Nonetheless, the budget gap was still the second-highest in U.S. history and too big to ease market demands and congressional calls for budget restraint in Washington.

"It's still abnormally large in terms of GDP, and doesn't change the need for fiscal consolidation," said Alan Ruskin, global head of foreign exchange market strategy at Deutsche Bank in New York. "You would have to see figures in the 6 percent range before you start to change perceptions that there's been a genuine improvement."

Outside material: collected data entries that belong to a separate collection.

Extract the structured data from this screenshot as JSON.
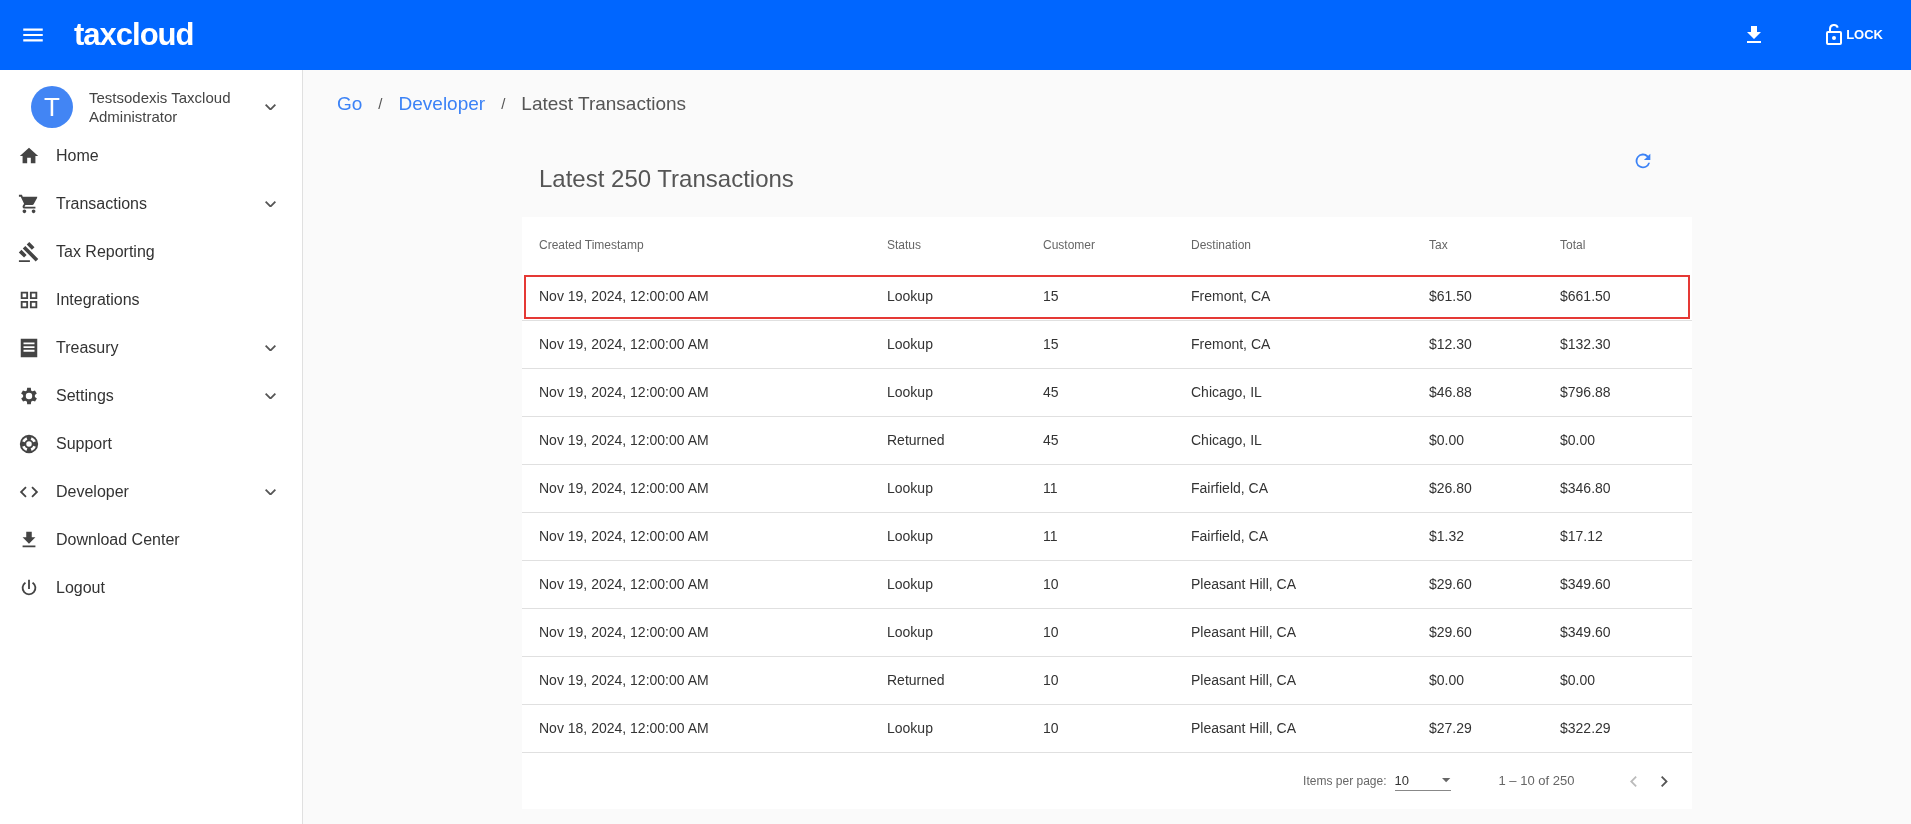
{
  "app_bar": {
    "logo": "taxcloud",
    "lock_label": "LOCK"
  },
  "user": {
    "avatar_letter": "T",
    "name": "Testsodexis Taxcloud Administrator",
    "expanded": false
  },
  "sidebar": {
    "items": [
      {
        "label": "Home",
        "has_submenu": false
      },
      {
        "label": "Transactions",
        "has_submenu": true
      },
      {
        "label": "Tax Reporting",
        "has_submenu": false
      },
      {
        "label": "Integrations",
        "has_submenu": false
      },
      {
        "label": "Treasury",
        "has_submenu": true
      },
      {
        "label": "Settings",
        "has_submenu": true
      },
      {
        "label": "Support",
        "has_submenu": false
      },
      {
        "label": "Developer",
        "has_submenu": true
      },
      {
        "label": "Download Center",
        "has_submenu": false
      },
      {
        "label": "Logout",
        "has_submenu": false
      }
    ]
  },
  "breadcrumb": [
    {
      "kind": "link",
      "label": "Go"
    },
    {
      "kind": "separator",
      "label": "/"
    },
    {
      "kind": "link",
      "label": "Developer"
    },
    {
      "kind": "separator",
      "label": "/"
    },
    {
      "kind": "current",
      "label": "Latest Transactions"
    }
  ],
  "panel": {
    "title": "Latest 250 Transactions"
  },
  "table": {
    "columns": [
      "Created Timestamp",
      "Status",
      "Customer",
      "Destination",
      "Tax",
      "Total"
    ],
    "rows": [
      {
        "cells": [
          "Nov 19, 2024, 12:00:00 AM",
          "Lookup",
          "15",
          "Fremont, CA",
          "$61.50",
          "$661.50"
        ],
        "highlighted": true
      },
      {
        "cells": [
          "Nov 19, 2024, 12:00:00 AM",
          "Lookup",
          "15",
          "Fremont, CA",
          "$12.30",
          "$132.30"
        ],
        "highlighted": false
      },
      {
        "cells": [
          "Nov 19, 2024, 12:00:00 AM",
          "Lookup",
          "45",
          "Chicago, IL",
          "$46.88",
          "$796.88"
        ],
        "highlighted": false
      },
      {
        "cells": [
          "Nov 19, 2024, 12:00:00 AM",
          "Returned",
          "45",
          "Chicago, IL",
          "$0.00",
          "$0.00"
        ],
        "highlighted": false
      },
      {
        "cells": [
          "Nov 19, 2024, 12:00:00 AM",
          "Lookup",
          "11",
          "Fairfield, CA",
          "$26.80",
          "$346.80"
        ],
        "highlighted": false
      },
      {
        "cells": [
          "Nov 19, 2024, 12:00:00 AM",
          "Lookup",
          "11",
          "Fairfield, CA",
          "$1.32",
          "$17.12"
        ],
        "highlighted": false
      },
      {
        "cells": [
          "Nov 19, 2024, 12:00:00 AM",
          "Lookup",
          "10",
          "Pleasant Hill, CA",
          "$29.60",
          "$349.60"
        ],
        "highlighted": false
      },
      {
        "cells": [
          "Nov 19, 2024, 12:00:00 AM",
          "Lookup",
          "10",
          "Pleasant Hill, CA",
          "$29.60",
          "$349.60"
        ],
        "highlighted": false
      },
      {
        "cells": [
          "Nov 19, 2024, 12:00:00 AM",
          "Returned",
          "10",
          "Pleasant Hill, CA",
          "$0.00",
          "$0.00"
        ],
        "highlighted": false
      },
      {
        "cells": [
          "Nov 18, 2024, 12:00:00 AM",
          "Lookup",
          "10",
          "Pleasant Hill, CA",
          "$27.29",
          "$322.29"
        ],
        "highlighted": false
      }
    ]
  },
  "paginator": {
    "items_per_page_label": "Items per page:",
    "page_size": "10",
    "range": "1 – 10 of 250",
    "previous_disabled": true,
    "next_disabled": false
  }
}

High deficits have become a hot-button campaign issue in November's congressional elections, with many Republicans branding President Barack Obama's spending policies as "reckless." Democrats counter that bailout and stimulus spending was necessary to prevent the economy from collapse and an even worse fiscal picture.

"Congress created this problem, and Congress needs to fix it by cutting spending to balance the budget. Washington's addiction to spending is no excuse to raise taxes," said Rep. Tom Price of Georgia, who heads a group of conservative House Republicans:

DEFICIT SMALLER THAN FORECAST

The budget gap was $177 billion less than the Obama administration had estimated in July, with much of the reduction due to lower-than-forecast spending on financial bailout programs and higher-than-expected tax collections.

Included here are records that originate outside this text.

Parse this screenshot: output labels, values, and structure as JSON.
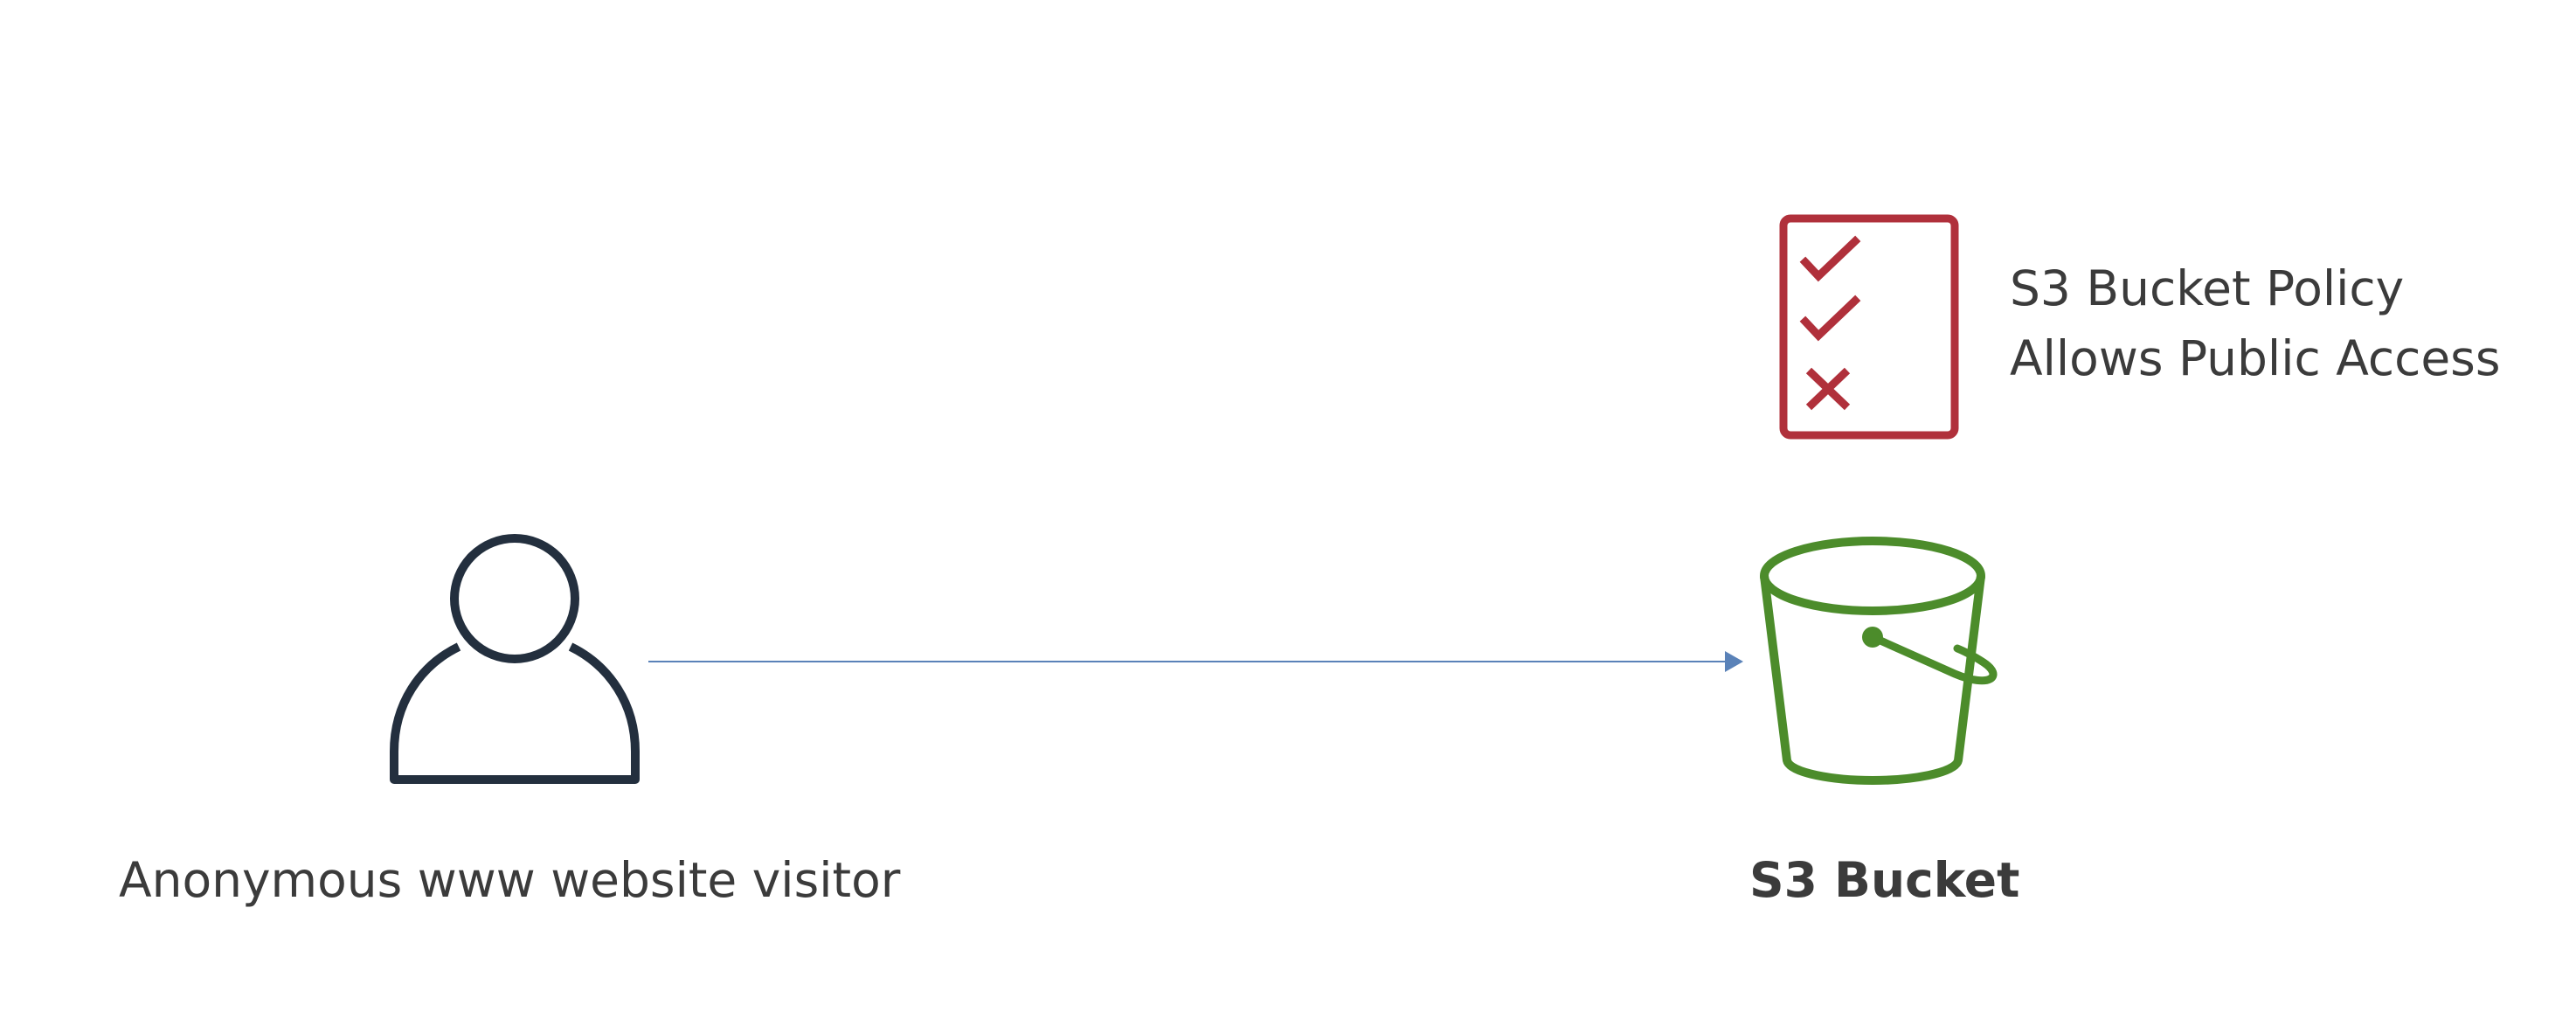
{
  "visitor": {
    "label": "Anonymous www website visitor",
    "icon": "user-icon",
    "color": "#232F3E"
  },
  "bucket": {
    "label": "S3 Bucket",
    "icon": "bucket-icon",
    "color": "#4C8C2B"
  },
  "policy": {
    "line1": "S3 Bucket Policy",
    "line2": "Allows Public Access",
    "icon": "checklist-icon",
    "color": "#B0303B",
    "items": [
      "check",
      "check",
      "cross"
    ]
  },
  "connector": {
    "color": "#5A82B8",
    "from": "visitor",
    "to": "bucket"
  }
}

"By carefully managing the emergency initiatives to stop the financial panic and by accelerating our exit from those investments, we have significantly lowered the cost to taxpayers, bringing the costs of the financial rescue down by more than $240 billion this year," Treasury Secretary Timothy Geithner said in a statement.

"However, we still have a long way to go to repair the damage to the economy and address the long-term deficits caused by the crisis," he added.

Jeffrey Zients, acting director of the Office of Management and Budget, said in statement: "Thanks in large part to the tough decisions this Administration made over the past two years, the economy is recovering and we're spurring economic growth and job creation.

"Because the President believes that we must also work to get back on a fiscally sustainable path," Zients added, "our FY 2012 Budget policy process will continue to enforce the three-year, non-security discretionary spending freeze and continue our efforts to put the nation on firm fiscal footing."

The Congressional Budget Office in August forecast a deficit of $1.07 trillion for fiscal 2011, which started October 1. An Obama administration budget commission is scheduled to make recommendations for deeper cuts when it convenes in December.

Total federal outlays for fiscal 2010 were $3.456 trillion, down $64 billion from a year earlier, while receipts were $2.162 trillion, up $58 billion.